After Muhammad Ali Jinnah's return from England to India in 1934, he not only reorganized the Muslim League but also used Islamic idiom and discourse in his speeches and statements for articulating Muslim identity, rights and interests. He floated the idea of the Muslims of British India being a Nation with a distinctive "outlook on life and of life." The process of popular mobilization of the Muslims began in the mid-1930s.
However, it was after the passage of the Lahore Resolution (March 1940) that talked of division of India and establishment of Muslim homeland in the Muslim majority regions of British India, the Muslim League and Jinnah made continuous efforts for mobilization of the Muslims. They focused on two issues that the Muslim League was the sole representative of the Muslims, and that their demand was the establishment of the separate homeland of Pakistan.
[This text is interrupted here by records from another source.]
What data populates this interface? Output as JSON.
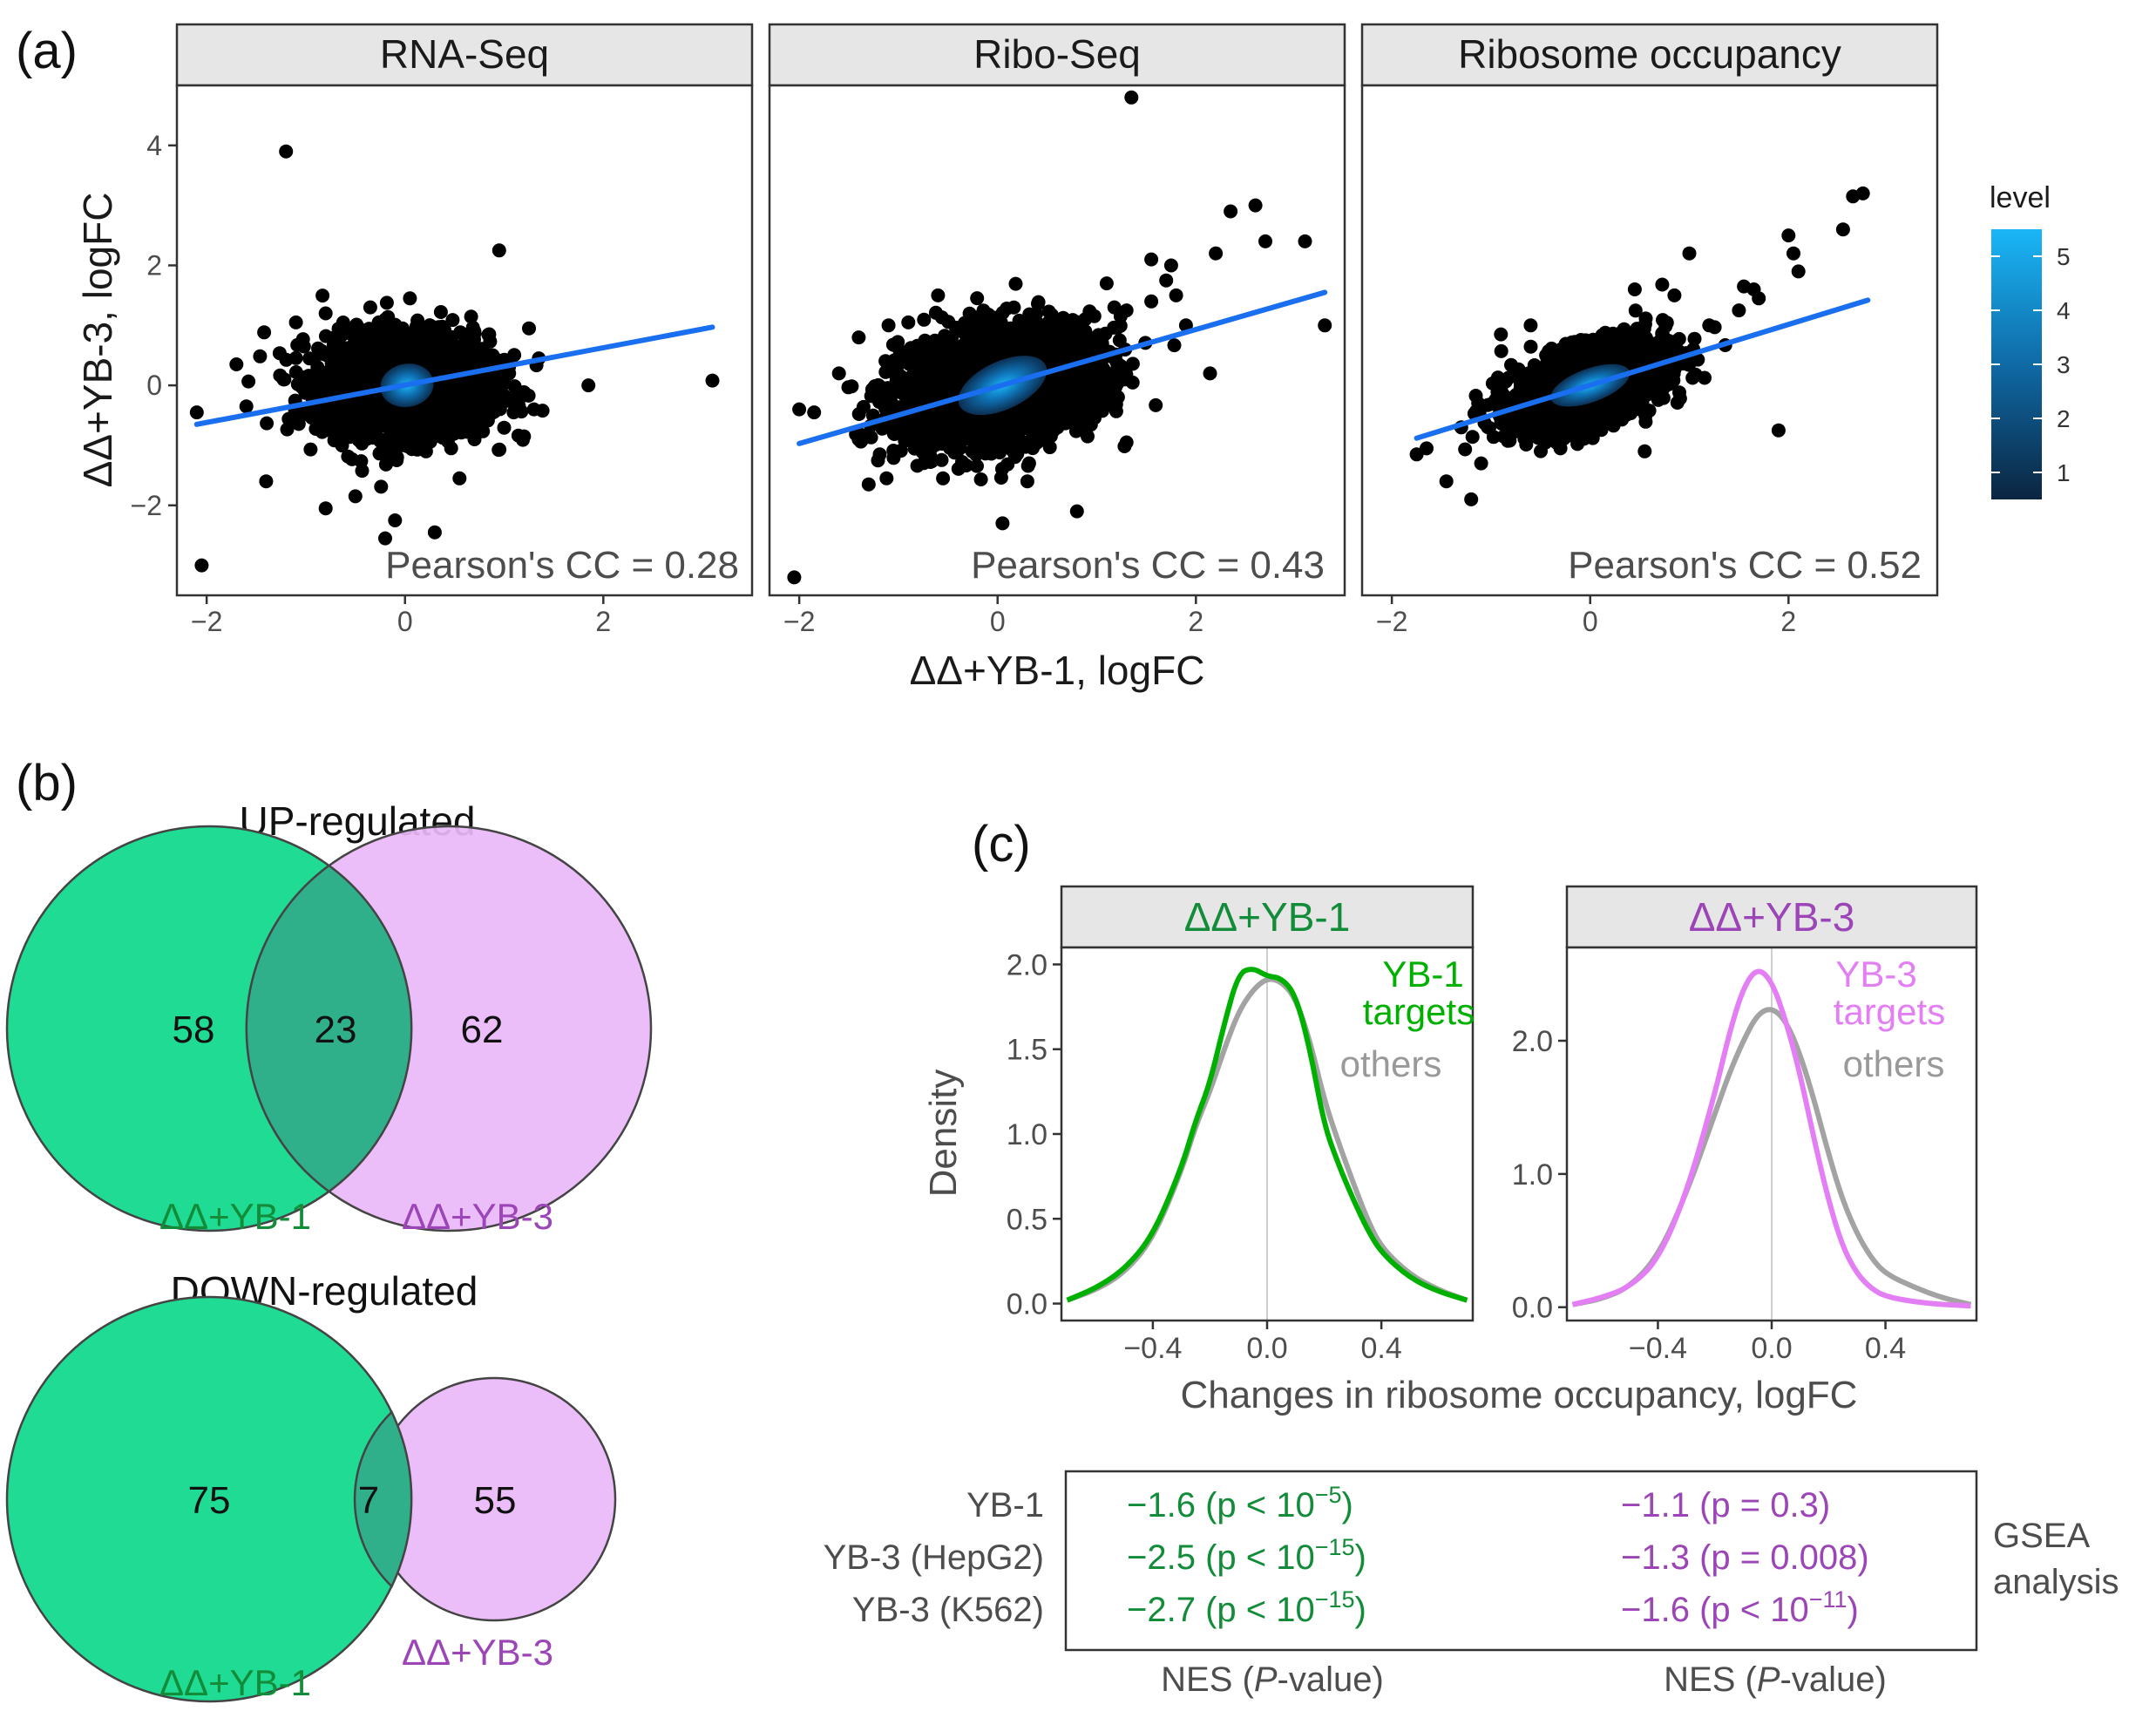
{
  "panel_labels": {
    "a": "(a)",
    "b": "(b)",
    "c": "(c)"
  },
  "colors": {
    "point": "#000000",
    "fit_line": "#1a6ff0",
    "strip_bg": "#e6e6e6",
    "frame": "#333333",
    "green": "#00b000",
    "green_text": "#138c3a",
    "violet": "#e37ef5",
    "violet_text": "#9b45b6",
    "gray": "#a3a3a3",
    "venn_green": "#1fdb93",
    "venn_violet": "#e9b9f8",
    "venn_overlap": "#2fb08a"
  },
  "chart_data": [
    {
      "type": "scatter",
      "id": "panel-a",
      "xlabel": "ΔΔ+YB-1, logFC",
      "ylabel": "ΔΔ+YB-3, logFC",
      "xlim": [
        -2.3,
        3.5
      ],
      "ylim": [
        -3.5,
        5.0
      ],
      "x_ticks": [
        -2,
        0,
        2
      ],
      "x_tick_labels": [
        "−2",
        "0",
        "2"
      ],
      "y_ticks": [
        -2,
        0,
        2,
        4
      ],
      "y_tick_labels": [
        "−2",
        "0",
        "2",
        "4"
      ],
      "legend": {
        "title": "level",
        "ticks": [
          1,
          2,
          3,
          4,
          5
        ],
        "tick_labels": [
          "1",
          "2",
          "3",
          "4",
          "5"
        ],
        "range": [
          0.5,
          5.5
        ],
        "color_low": "#0b2540",
        "color_high": "#1ab6f7",
        "position": "right"
      },
      "facets": [
        {
          "title": "RNA-Seq",
          "annotation": "Pearson's CC = 0.28",
          "fit": {
            "x": [
              -2.1,
              3.1
            ],
            "y": [
              -0.65,
              0.97
            ]
          },
          "cloud": {
            "cx": 0,
            "cy": 0,
            "sx": 0.42,
            "sy": 0.42,
            "n": 2200,
            "r": 0.0
          },
          "density": {
            "cx": 0.02,
            "cy": 0.0,
            "rx": 0.27,
            "ry": 0.36,
            "angle": 10
          },
          "outliers": [
            [
              -1.2,
              3.9
            ],
            [
              -2.05,
              -3.0
            ],
            [
              -2.1,
              -0.45
            ],
            [
              0.95,
              2.25
            ],
            [
              1.85,
              0.0
            ],
            [
              3.1,
              0.08
            ],
            [
              0.3,
              -2.45
            ],
            [
              -0.2,
              -2.55
            ],
            [
              -0.1,
              -2.25
            ],
            [
              -0.8,
              -2.05
            ],
            [
              -1.4,
              -1.6
            ],
            [
              -1.1,
              1.05
            ],
            [
              -0.8,
              1.2
            ],
            [
              0.7,
              0.9
            ],
            [
              1.3,
              -0.4
            ],
            [
              1.35,
              0.45
            ],
            [
              -0.35,
              1.3
            ],
            [
              1.2,
              -0.85
            ],
            [
              -1.6,
              -0.35
            ],
            [
              -1.7,
              0.35
            ],
            [
              0.05,
              1.45
            ],
            [
              0.55,
              -1.55
            ],
            [
              -0.5,
              -1.85
            ],
            [
              1.05,
              0.2
            ],
            [
              1.25,
              0.95
            ]
          ]
        },
        {
          "title": "Ribo-Seq",
          "annotation": "Pearson's CC = 0.43",
          "fit": {
            "x": [
              -2.0,
              3.3
            ],
            "y": [
              -0.97,
              1.55
            ]
          },
          "cloud": {
            "cx": 0,
            "cy": 0,
            "sx": 0.5,
            "sy": 0.48,
            "n": 2600,
            "r": 0.3
          },
          "density": {
            "cx": 0.05,
            "cy": 0.0,
            "rx": 0.48,
            "ry": 0.4,
            "angle": 25
          },
          "outliers": [
            [
              -2.05,
              -3.2
            ],
            [
              1.35,
              4.8
            ],
            [
              -2.0,
              -0.4
            ],
            [
              -1.85,
              -0.45
            ],
            [
              -1.4,
              0.8
            ],
            [
              0.05,
              -2.3
            ],
            [
              0.8,
              -2.1
            ],
            [
              3.3,
              1.0
            ],
            [
              2.6,
              3.0
            ],
            [
              2.35,
              2.9
            ],
            [
              3.1,
              2.4
            ],
            [
              2.2,
              2.2
            ],
            [
              2.7,
              2.4
            ],
            [
              1.55,
              2.1
            ],
            [
              1.75,
              2.0
            ],
            [
              1.7,
              1.75
            ],
            [
              1.8,
              1.5
            ],
            [
              1.9,
              1.0
            ],
            [
              1.3,
              -0.95
            ],
            [
              -1.3,
              -1.65
            ],
            [
              -1.1,
              1.0
            ],
            [
              -0.9,
              1.05
            ],
            [
              -0.6,
              1.5
            ],
            [
              1.1,
              1.7
            ],
            [
              -1.4,
              -0.9
            ],
            [
              -1.6,
              0.2
            ],
            [
              1.55,
              1.4
            ],
            [
              0.3,
              -1.6
            ],
            [
              -0.55,
              -1.55
            ],
            [
              1.3,
              1.25
            ]
          ]
        },
        {
          "title": "Ribosome occupancy",
          "annotation": "Pearson's CC = 0.52",
          "fit": {
            "x": [
              -1.75,
              2.8
            ],
            "y": [
              -0.88,
              1.42
            ]
          },
          "cloud": {
            "cx": 0,
            "cy": 0,
            "sx": 0.38,
            "sy": 0.36,
            "n": 2200,
            "r": 0.5
          },
          "density": {
            "cx": 0.0,
            "cy": 0.0,
            "rx": 0.42,
            "ry": 0.28,
            "angle": 20
          },
          "outliers": [
            [
              -1.75,
              -1.15
            ],
            [
              -1.2,
              -1.9
            ],
            [
              -1.45,
              -1.6
            ],
            [
              -1.65,
              -1.05
            ],
            [
              -1.3,
              -0.7
            ],
            [
              1.9,
              -0.75
            ],
            [
              1.0,
              2.2
            ],
            [
              2.65,
              3.15
            ],
            [
              2.75,
              3.2
            ],
            [
              2.55,
              2.6
            ],
            [
              2.0,
              2.5
            ],
            [
              2.05,
              2.2
            ],
            [
              2.1,
              1.9
            ],
            [
              1.65,
              1.6
            ],
            [
              1.7,
              1.45
            ],
            [
              1.5,
              1.25
            ],
            [
              -0.6,
              1.0
            ],
            [
              0.55,
              -1.1
            ],
            [
              -1.1,
              -1.3
            ],
            [
              1.2,
              1.0
            ],
            [
              0.85,
              1.5
            ],
            [
              -0.3,
              -1.05
            ],
            [
              1.55,
              1.65
            ],
            [
              -0.9,
              0.85
            ],
            [
              0.45,
              1.6
            ]
          ]
        }
      ]
    },
    {
      "type": "venn",
      "id": "panel-b",
      "sets": [
        {
          "title": "UP-regulated",
          "only_a": 58,
          "both": 23,
          "only_b": 62,
          "label_a": "ΔΔ+YB-1",
          "label_b": "ΔΔ+YB-3"
        },
        {
          "title": "DOWN-regulated",
          "only_a": 75,
          "both": 7,
          "only_b": 55,
          "label_a": "ΔΔ+YB-1",
          "label_b": "ΔΔ+YB-3"
        }
      ]
    },
    {
      "type": "line",
      "id": "panel-c",
      "xlabel": "Changes in ribosome occupancy, logFC",
      "ylabel": "Density",
      "x_ticks": [
        -0.4,
        0.0,
        0.4
      ],
      "x_tick_labels": [
        "−0.4",
        "0.0",
        "0.4"
      ],
      "facets": [
        {
          "title": "ΔΔ+YB-1",
          "title_color": "#138c3a",
          "xlim": [
            -0.72,
            0.72
          ],
          "ylim": [
            -0.1,
            2.1
          ],
          "y_ticks": [
            0.0,
            0.5,
            1.0,
            1.5,
            2.0
          ],
          "y_tick_labels": [
            "0.0",
            "0.5",
            "1.0",
            "1.5",
            "2.0"
          ],
          "legend": {
            "target_line1": "YB-1",
            "target_line2": "targets",
            "others": "others"
          },
          "series": [
            {
              "name": "others",
              "color": "#a3a3a3",
              "x": [
                -0.7,
                -0.6,
                -0.5,
                -0.4,
                -0.3,
                -0.25,
                -0.2,
                -0.15,
                -0.1,
                -0.05,
                0.0,
                0.05,
                0.1,
                0.15,
                0.2,
                0.25,
                0.3,
                0.35,
                0.4,
                0.5,
                0.6,
                0.7
              ],
              "values": [
                0.02,
                0.08,
                0.18,
                0.38,
                0.78,
                1.05,
                1.25,
                1.5,
                1.72,
                1.85,
                1.92,
                1.9,
                1.8,
                1.55,
                1.2,
                0.95,
                0.72,
                0.5,
                0.33,
                0.17,
                0.08,
                0.02
              ]
            },
            {
              "name": "YB-1 targets",
              "color": "#00b000",
              "x": [
                -0.7,
                -0.6,
                -0.5,
                -0.4,
                -0.3,
                -0.25,
                -0.2,
                -0.15,
                -0.1,
                -0.05,
                0.0,
                0.05,
                0.1,
                0.15,
                0.2,
                0.25,
                0.3,
                0.35,
                0.4,
                0.5,
                0.6,
                0.7
              ],
              "values": [
                0.02,
                0.09,
                0.2,
                0.4,
                0.8,
                1.08,
                1.3,
                1.65,
                1.95,
                1.98,
                1.93,
                1.92,
                1.82,
                1.5,
                1.05,
                0.82,
                0.62,
                0.44,
                0.3,
                0.15,
                0.07,
                0.02
              ]
            }
          ]
        },
        {
          "title": "ΔΔ+YB-3",
          "title_color": "#9b45b6",
          "xlim": [
            -0.72,
            0.72
          ],
          "ylim": [
            -0.1,
            2.7
          ],
          "y_ticks": [
            0.0,
            1.0,
            2.0
          ],
          "y_tick_labels": [
            "0.0",
            "1.0",
            "2.0"
          ],
          "legend": {
            "target_line1": "YB-3",
            "target_line2": "targets",
            "others": "others"
          },
          "series": [
            {
              "name": "others",
              "color": "#a3a3a3",
              "x": [
                -0.7,
                -0.6,
                -0.5,
                -0.4,
                -0.3,
                -0.2,
                -0.15,
                -0.1,
                -0.05,
                0.0,
                0.05,
                0.1,
                0.15,
                0.2,
                0.25,
                0.3,
                0.35,
                0.4,
                0.5,
                0.6,
                0.7
              ],
              "values": [
                0.02,
                0.06,
                0.15,
                0.38,
                0.85,
                1.45,
                1.75,
                2.0,
                2.2,
                2.25,
                2.15,
                1.9,
                1.55,
                1.15,
                0.8,
                0.55,
                0.37,
                0.25,
                0.15,
                0.07,
                0.02
              ]
            },
            {
              "name": "YB-3 targets",
              "color": "#e37ef5",
              "x": [
                -0.7,
                -0.6,
                -0.5,
                -0.4,
                -0.3,
                -0.2,
                -0.15,
                -0.1,
                -0.05,
                0.0,
                0.05,
                0.1,
                0.15,
                0.2,
                0.25,
                0.3,
                0.35,
                0.4,
                0.5,
                0.6,
                0.7
              ],
              "values": [
                0.02,
                0.07,
                0.15,
                0.35,
                0.85,
                1.6,
                2.05,
                2.4,
                2.55,
                2.45,
                2.15,
                1.75,
                1.25,
                0.8,
                0.45,
                0.25,
                0.14,
                0.08,
                0.04,
                0.02,
                0.01
              ]
            }
          ]
        }
      ]
    },
    {
      "type": "table",
      "id": "gsea-table",
      "row_labels": [
        "YB-1",
        "YB-3 (HepG2)",
        "YB-3 (K562)"
      ],
      "yb1": [
        {
          "value": "−1.6 (p < 10",
          "exp": "−5",
          "tail": ")"
        },
        {
          "value": "−2.5 (p < 10",
          "exp": "−15",
          "tail": ")"
        },
        {
          "value": "−2.7 (p < 10",
          "exp": "−15",
          "tail": ")"
        }
      ],
      "yb3": [
        {
          "value": "−1.1 (p = 0.3)",
          "exp": "",
          "tail": ""
        },
        {
          "value": "−1.3 (p = 0.008)",
          "exp": "",
          "tail": ""
        },
        {
          "value": "−1.6 (p < 10",
          "exp": "−11",
          "tail": ")"
        }
      ],
      "side_label": [
        "GSEA",
        "analysis"
      ],
      "col_footer": {
        "pre": "NES (",
        "italic": "P",
        "post": "-value)"
      }
    }
  ]
}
This mobilization produced remarkable results in the provincial elections in 1946 when the Muslim League emerged as the most popular party among the Muslims all over India. This also confirmed Muslim support for a separate homeland.
The Muslim political struggle in British India could be described as a persistent effort to protect and advance their Islam-based historical and civilizational identity, rights and interests. The goal did not change but the strategies to achieve this goal changed. When the Congress showed total inflexibility and refused to show any accommodation towards the Muslim demands, the Muslim League discarded the notion of constitutional safeguards in a federal system in India and demanded a separate homeland for the Muslims of British India.
Jinnah rightly claimed that as a separate nation the Muslims ought to have their own homeland for safeguarding their Islamic-cultural, political and economic future in a modern and democratic nation-state. Jinnah, in his letter to M.K. Gandhi dated 17 September 1944, described Muslim nationhood in these words:
"We maintain and hold that Muslims and Hindus are two major nations by any definition or test of a nation. We are a nation of a hundred million, and what is more, we are a nation with our own distinctive culture and civilization, language and literature, art and architecture, names and nomenclature, sense of value and proportion, legal laws and moral codes, customs and calendar, history and traditions, aptitudes and ambitions - in short we have our own distinctive outlook on life and of life, By all cannons of international law, we are a nation." (The writer is a Lahore based Independent Political Analyst who holds the Doctorate Degree from the University of Pennsylvania, Philadelphia, USA.)